Wenn die Länder sich in Dubai wie erhofft deutlich stärkere Klimaschutzmassnahmen auferlegen, sieht Taalas in den 2030er Jahren im günstigsten Fall eine andere Welt: "Dann nutzen wir keine Kohle mehr als Energiequelle, die Mehrheit der Autos weltweit fährt elektrisch, wir nutzen mehr öffentliche Verkehrsmittel, wir essen weniger Fleisch und Reis, der grosse Methan-Emissionen verursacht, wir stoppen die Abholzung der tropischen Regenwälder und beschleunigen den Technologietransfer, mit dem aufstrebende Länder klimaneutral wachsen können."
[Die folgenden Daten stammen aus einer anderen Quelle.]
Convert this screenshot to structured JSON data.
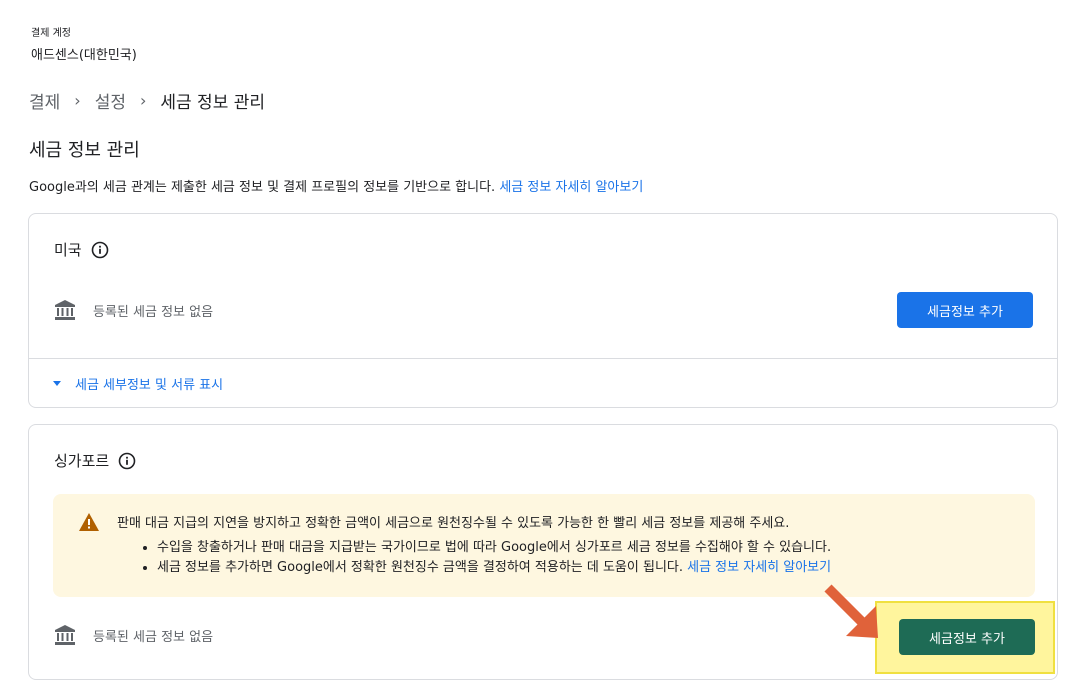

Was kurzfristig zu erwarten ist: 2024
Ob der nächste Sommer in Deutschland heiss oder trocken wird, kann jetzt noch niemand voraussagen. Global könnte es aber noch wärmer werden als in diesem Jahr. "Ich schätze die Chancen auf 50:50", sagt Gössling. Das liegt am Wetterphänomen El Niño, das dieses Jahr begann. Es heizt alle paar Jahre den Pazifik auf und erhöht die globale Mitteltemperatur um rund 0,2 Grad. In der Regel schlägt sich das erst im Jahr nach dem Auftreten nieder, das wäre dann 2024.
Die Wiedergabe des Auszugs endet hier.